Metamath Proof Explorer


Theorem fvmpt2i

Description: Value of a function given by the maps-to notation. (Contributed by Mario Carneiro, 23-Apr-2014)

Ref Expression
Hypothesis mptrcl.1
|- F = ( x e. A |-> B )
Assertion fvmpt2i
|- ( x e. A -> ( F ` x ) = ( _I ` B ) )

Proof

Step Hyp Ref Expression
1 mptrcl.1
 |-  F = ( x e.
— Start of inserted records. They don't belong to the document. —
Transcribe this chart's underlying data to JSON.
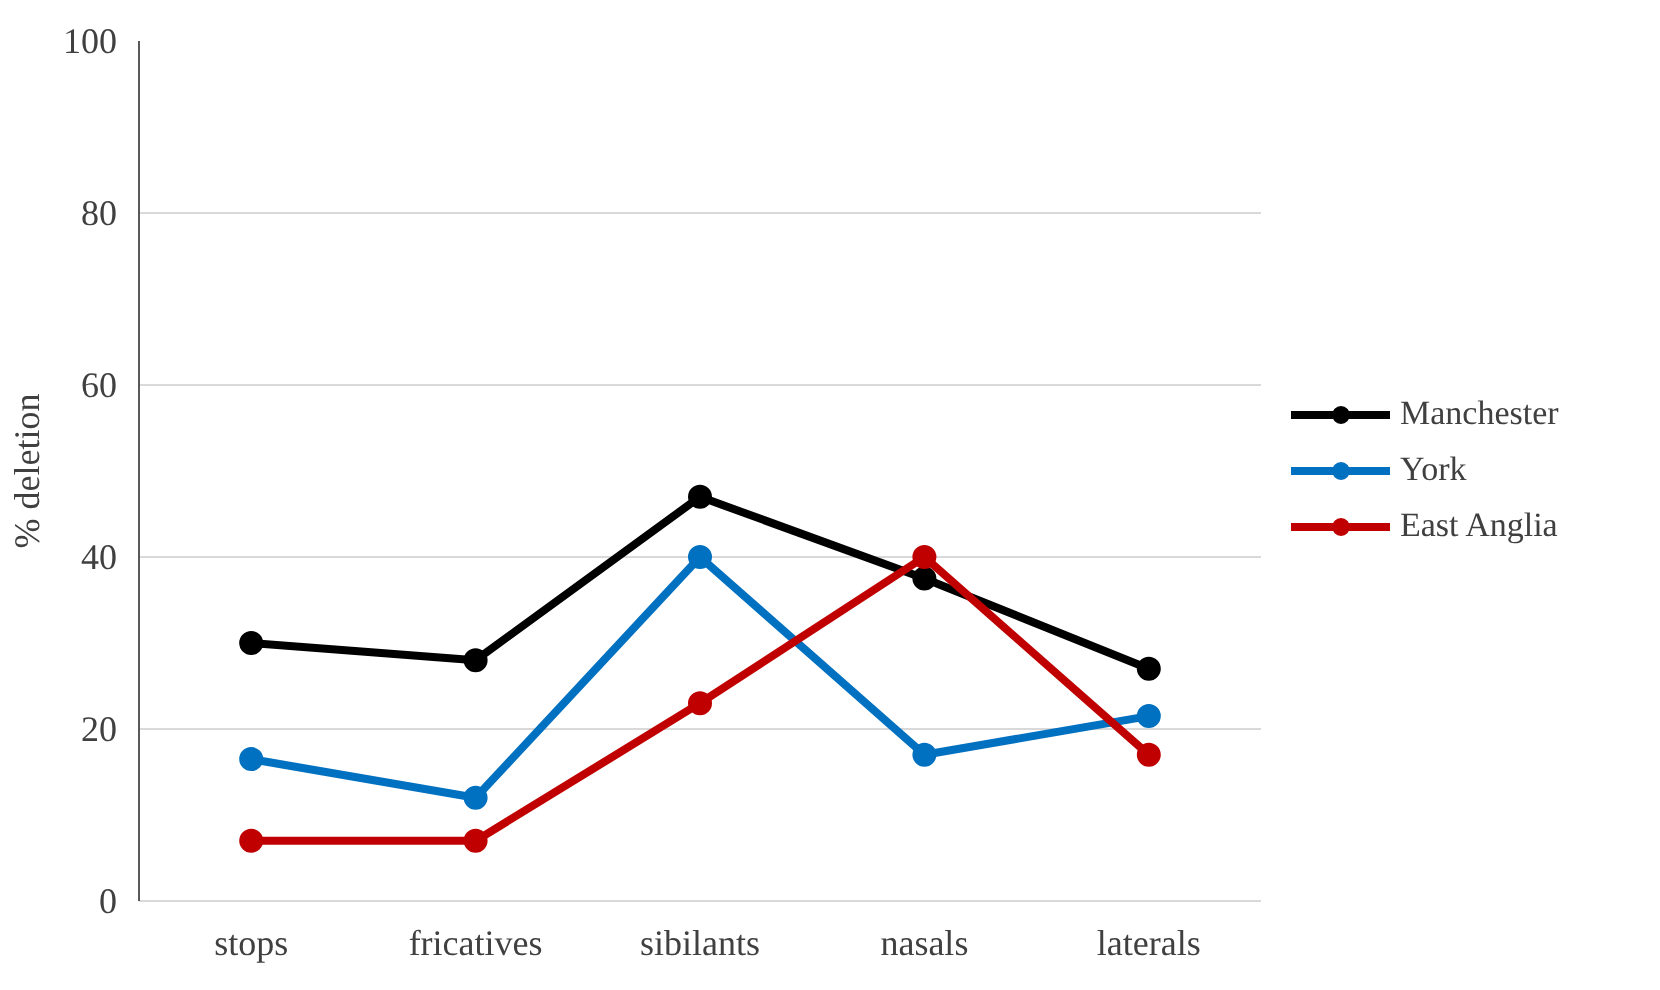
{
  "chart_data": {
    "type": "line",
    "ylabel": "% deletion",
    "categories": [
      "stops",
      "fricatives",
      "sibilants",
      "nasals",
      "laterals"
    ],
    "series": [
      {
        "name": "Manchester",
        "color": "#000000",
        "values": [
          30,
          28,
          47,
          37.5,
          27
        ]
      },
      {
        "name": "York",
        "color": "#0070c0",
        "values": [
          16.5,
          12,
          40,
          17,
          21.5
        ]
      },
      {
        "name": "East Anglia",
        "color": "#c00000",
        "values": [
          7,
          7,
          23,
          40,
          17
        ]
      }
    ],
    "ylim": [
      0,
      100
    ],
    "yticks": [
      0,
      20,
      40,
      60,
      80,
      100
    ],
    "grid": "y",
    "legend": "right",
    "marker": "circle",
    "line_style": "solid"
  }
}
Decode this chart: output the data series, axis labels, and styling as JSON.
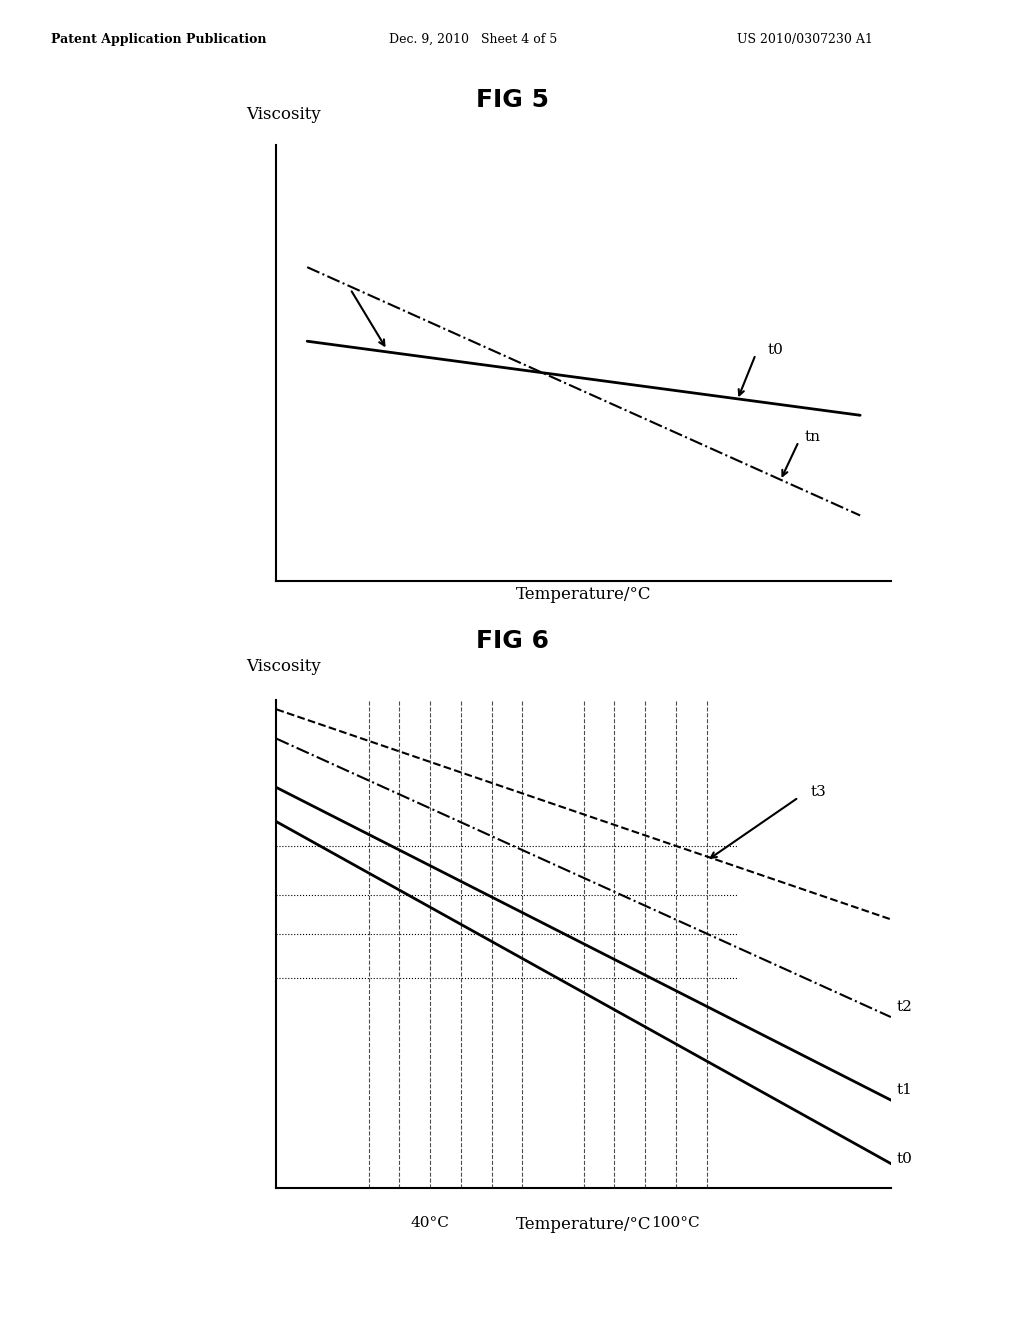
{
  "header_left": "Patent Application Publication",
  "header_mid": "Dec. 9, 2010   Sheet 4 of 5",
  "header_right": "US 2010/0307230 A1",
  "fig5_title": "FIG 5",
  "fig5_ylabel": "Viscosity",
  "fig5_xlabel": "Temperature/°C",
  "fig5_t0_label": "t0",
  "fig5_tn_label": "tn",
  "fig6_title": "FIG 6",
  "fig6_ylabel": "Viscosity",
  "fig6_xlabel": "Temperature/°C",
  "fig6_t0_label": "t0",
  "fig6_t1_label": "t1",
  "fig6_t2_label": "t2",
  "fig6_t3_label": "t3",
  "fig6_xtick_40": "40°C",
  "fig6_xtick_100": "100°C",
  "line_color": "#000000",
  "background_color": "#ffffff"
}
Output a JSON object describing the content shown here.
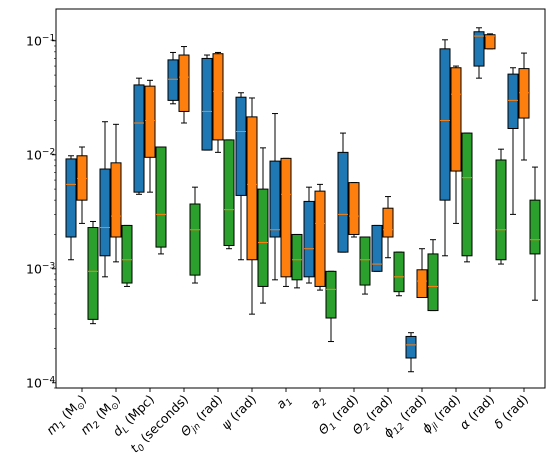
{
  "chart_data": {
    "type": "box",
    "y_scale": "log",
    "ylim": [
      9e-05,
      0.19
    ],
    "y_ticks": [
      {
        "value": 0.0001,
        "label": "10",
        "exp": "−4"
      },
      {
        "value": 0.001,
        "label": "10",
        "exp": "−3"
      },
      {
        "value": 0.01,
        "label": "10",
        "exp": "−2"
      },
      {
        "value": 0.1,
        "label": "10",
        "exp": "−1"
      }
    ],
    "categories": [
      {
        "main": "m",
        "sub": "1",
        "rest": " (M",
        "sub2": "⊙",
        "end": ")"
      },
      {
        "main": "m",
        "sub": "2",
        "rest": " (M",
        "sub2": "⊙",
        "end": ")"
      },
      {
        "main": "d",
        "sub": "L",
        "rest": " (Mpc)",
        "sub2": "",
        "end": ""
      },
      {
        "main": "t",
        "sub": "0",
        "rest": " (seconds)",
        "sub2": "",
        "end": ""
      },
      {
        "main": "Θ",
        "sub": "jn",
        "rest": " (rad)",
        "sub2": "",
        "end": ""
      },
      {
        "main": "ψ",
        "sub": "",
        "rest": " (rad)",
        "sub2": "",
        "end": ""
      },
      {
        "main": "a",
        "sub": "1",
        "rest": "",
        "sub2": "",
        "end": ""
      },
      {
        "main": "a",
        "sub": "2",
        "rest": "",
        "sub2": "",
        "end": ""
      },
      {
        "main": "Θ",
        "sub": "1",
        "rest": " (rad)",
        "sub2": "",
        "end": ""
      },
      {
        "main": "Θ",
        "sub": "2",
        "rest": " (rad)",
        "sub2": "",
        "end": ""
      },
      {
        "main": "ϕ",
        "sub": "12",
        "rest": " (rad)",
        "sub2": "",
        "end": ""
      },
      {
        "main": "ϕ",
        "sub": "jl",
        "rest": " (rad)",
        "sub2": "",
        "end": ""
      },
      {
        "main": "α",
        "sub": "",
        "rest": " (rad)",
        "sub2": "",
        "end": ""
      },
      {
        "main": "δ",
        "sub": "",
        "rest": " (rad)",
        "sub2": "",
        "end": ""
      }
    ],
    "series": [
      {
        "color": "#1f77b4",
        "boxes": [
          {
            "wlo": 0.0012,
            "q1": 0.0019,
            "med": 0.0055,
            "q3": 0.0092,
            "whi": 0.0098
          },
          {
            "wlo": 0.00085,
            "q1": 0.0013,
            "med": 0.0023,
            "q3": 0.0075,
            "whi": 0.0195
          },
          {
            "wlo": 0.0045,
            "q1": 0.0047,
            "med": 0.019,
            "q3": 0.041,
            "whi": 0.047
          },
          {
            "wlo": 0.028,
            "q1": 0.03,
            "med": 0.046,
            "q3": 0.068,
            "whi": 0.079
          },
          {
            "wlo": 0.011,
            "q1": 0.011,
            "med": 0.024,
            "q3": 0.07,
            "whi": 0.075
          },
          {
            "wlo": 0.0012,
            "q1": 0.0044,
            "med": 0.016,
            "q3": 0.032,
            "whi": 0.035
          },
          {
            "wlo": 0.0008,
            "q1": 0.0019,
            "med": 0.0022,
            "q3": 0.0088,
            "whi": 0.023
          },
          {
            "wlo": 0.00075,
            "q1": 0.00085,
            "med": 0.0015,
            "q3": 0.0039,
            "whi": 0.0052
          },
          {
            "wlo": 0.0014,
            "q1": 0.0014,
            "med": 0.003,
            "q3": 0.0105,
            "whi": 0.0155
          },
          {
            "wlo": 0.00095,
            "q1": 0.00095,
            "med": 0.0011,
            "q3": 0.0024,
            "whi": 0.0024
          },
          {
            "wlo": 0.000125,
            "q1": 0.000165,
            "med": 0.000215,
            "q3": 0.000255,
            "whi": 0.000275
          },
          {
            "wlo": 0.0013,
            "q1": 0.004,
            "med": 0.02,
            "q3": 0.085,
            "whi": 0.102
          },
          {
            "wlo": 0.047,
            "q1": 0.06,
            "med": 0.11,
            "q3": 0.12,
            "whi": 0.13
          },
          {
            "wlo": 0.003,
            "q1": 0.017,
            "med": 0.03,
            "q3": 0.051,
            "whi": 0.058
          }
        ]
      },
      {
        "color": "#ff7f0e",
        "boxes": [
          {
            "wlo": 0.0025,
            "q1": 0.004,
            "med": 0.0062,
            "q3": 0.0098,
            "whi": 0.0117
          },
          {
            "wlo": 0.00115,
            "q1": 0.0019,
            "med": 0.0029,
            "q3": 0.0085,
            "whi": 0.0185
          },
          {
            "wlo": 0.0047,
            "q1": 0.0095,
            "med": 0.02,
            "q3": 0.04,
            "whi": 0.045
          },
          {
            "wlo": 0.019,
            "q1": 0.024,
            "med": 0.048,
            "q3": 0.075,
            "whi": 0.089
          },
          {
            "wlo": 0.0105,
            "q1": 0.0135,
            "med": 0.036,
            "q3": 0.077,
            "whi": 0.079
          },
          {
            "wlo": 0.0004,
            "q1": 0.0012,
            "med": 0.0055,
            "q3": 0.0215,
            "whi": 0.0315
          },
          {
            "wlo": 0.0007,
            "q1": 0.00085,
            "med": 0.0045,
            "q3": 0.0093,
            "whi": 0.0093
          },
          {
            "wlo": 0.00065,
            "q1": 0.0007,
            "med": 0.0025,
            "q3": 0.0048,
            "whi": 0.0055
          },
          {
            "wlo": 0.0019,
            "q1": 0.002,
            "med": 0.0029,
            "q3": 0.0057,
            "whi": 0.0057
          },
          {
            "wlo": 0.00125,
            "q1": 0.0019,
            "med": 0.0022,
            "q3": 0.0034,
            "whi": 0.0043
          },
          {
            "wlo": 0.00056,
            "q1": 0.00056,
            "med": 0.00078,
            "q3": 0.00098,
            "whi": 0.0015
          },
          {
            "wlo": 0.0025,
            "q1": 0.0072,
            "med": 0.034,
            "q3": 0.058,
            "whi": 0.06
          },
          {
            "wlo": 0.085,
            "q1": 0.085,
            "med": 0.11,
            "q3": 0.113,
            "whi": 0.115
          },
          {
            "wlo": 0.009,
            "q1": 0.021,
            "med": 0.035,
            "q3": 0.057,
            "whi": 0.078
          }
        ]
      },
      {
        "color": "#2ca02c",
        "boxes": [
          {
            "wlo": 0.00033,
            "q1": 0.00036,
            "med": 0.00095,
            "q3": 0.0023,
            "whi": 0.0026
          },
          {
            "wlo": 0.0007,
            "q1": 0.00075,
            "med": 0.0012,
            "q3": 0.0024,
            "whi": 0.0024
          },
          {
            "wlo": 0.00135,
            "q1": 0.00155,
            "med": 0.003,
            "q3": 0.0117,
            "whi": 0.0117
          },
          {
            "wlo": 0.00075,
            "q1": 0.00088,
            "med": 0.0022,
            "q3": 0.0037,
            "whi": 0.0052
          },
          {
            "wlo": 0.0015,
            "q1": 0.0016,
            "med": 0.0033,
            "q3": 0.0135,
            "whi": 0.0135
          },
          {
            "wlo": 0.0005,
            "q1": 0.0007,
            "med": 0.0017,
            "q3": 0.005,
            "whi": 0.0115
          },
          {
            "wlo": 0.00068,
            "q1": 0.0008,
            "med": 0.0012,
            "q3": 0.002,
            "whi": 0.002
          },
          {
            "wlo": 0.00023,
            "q1": 0.00037,
            "med": 0.00066,
            "q3": 0.00095,
            "whi": 0.00095
          },
          {
            "wlo": 0.0006,
            "q1": 0.00072,
            "med": 0.0012,
            "q3": 0.0019,
            "whi": 0.0019
          },
          {
            "wlo": 0.00058,
            "q1": 0.00063,
            "med": 0.00085,
            "q3": 0.0014,
            "whi": 0.0014
          },
          {
            "wlo": 0.00043,
            "q1": 0.00043,
            "med": 0.0007,
            "q3": 0.00135,
            "whi": 0.0018
          },
          {
            "wlo": 0.00115,
            "q1": 0.0013,
            "med": 0.0063,
            "q3": 0.0155,
            "whi": 0.0155
          },
          {
            "wlo": 0.0011,
            "q1": 0.0012,
            "med": 0.0022,
            "q3": 0.009,
            "whi": 0.0112
          },
          {
            "wlo": 0.00053,
            "q1": 0.00135,
            "med": 0.0018,
            "q3": 0.004,
            "whi": 0.0078
          }
        ]
      }
    ],
    "median_color": "#ff7f0e"
  }
}
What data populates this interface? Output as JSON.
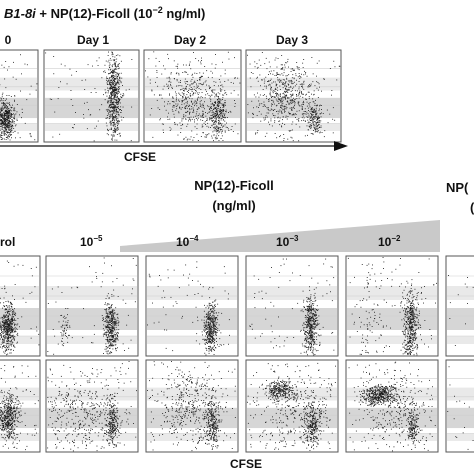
{
  "panel_a": {
    "title_gene": "B1-8i",
    "title_rest": " + NP(12)-Ficoll (10",
    "title_exp": "−2",
    "title_unit": " ng/ml)",
    "day_labels": [
      "0",
      "Day 1",
      "Day 2",
      "Day 3"
    ],
    "x_axis_label": "CFSE"
  },
  "panel_b": {
    "title_line1": "NP(12)-Ficoll",
    "title_line2": "(ng/ml)",
    "control_label": "rol",
    "dose_bases": [
      "10",
      "10",
      "10",
      "10"
    ],
    "dose_exponents": [
      "−5",
      "−4",
      "−3",
      "−2"
    ],
    "right_edge_label": "NP(",
    "right_edge_label2": "(",
    "x_axis_label": "CFSE"
  }
}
A |-> B )
2 csbeq1
 |-  ( y = x -> [_ y / x ]_ B = [_ x / x ]_ B )
3 csbid
 |-  [_ x / x ]_ B = B
4 2 3 eqtrdi
 |-  ( y = x -> [_ y / x ]_ B = B )
5 nfcv
 |-  F/_ y B
6 nfcsb1v
 |-  F/_ x [_ y / x ]_ B
7 csbeq1a
 |-  ( x = y -> B = [_ y / x ]_ B )
8 5 6 7 cbvmpt
 |-  ( x e. A |-> B ) = ( y e. A |-> [_ y / x ]_ B )
9 1 8 eqtri
 |-  F = ( y e. A |-> [_ y / x ]_ B )
10 4 9 fvmpti
 |-  ( x e. A -> ( F ` x ) = ( _I ` B ) )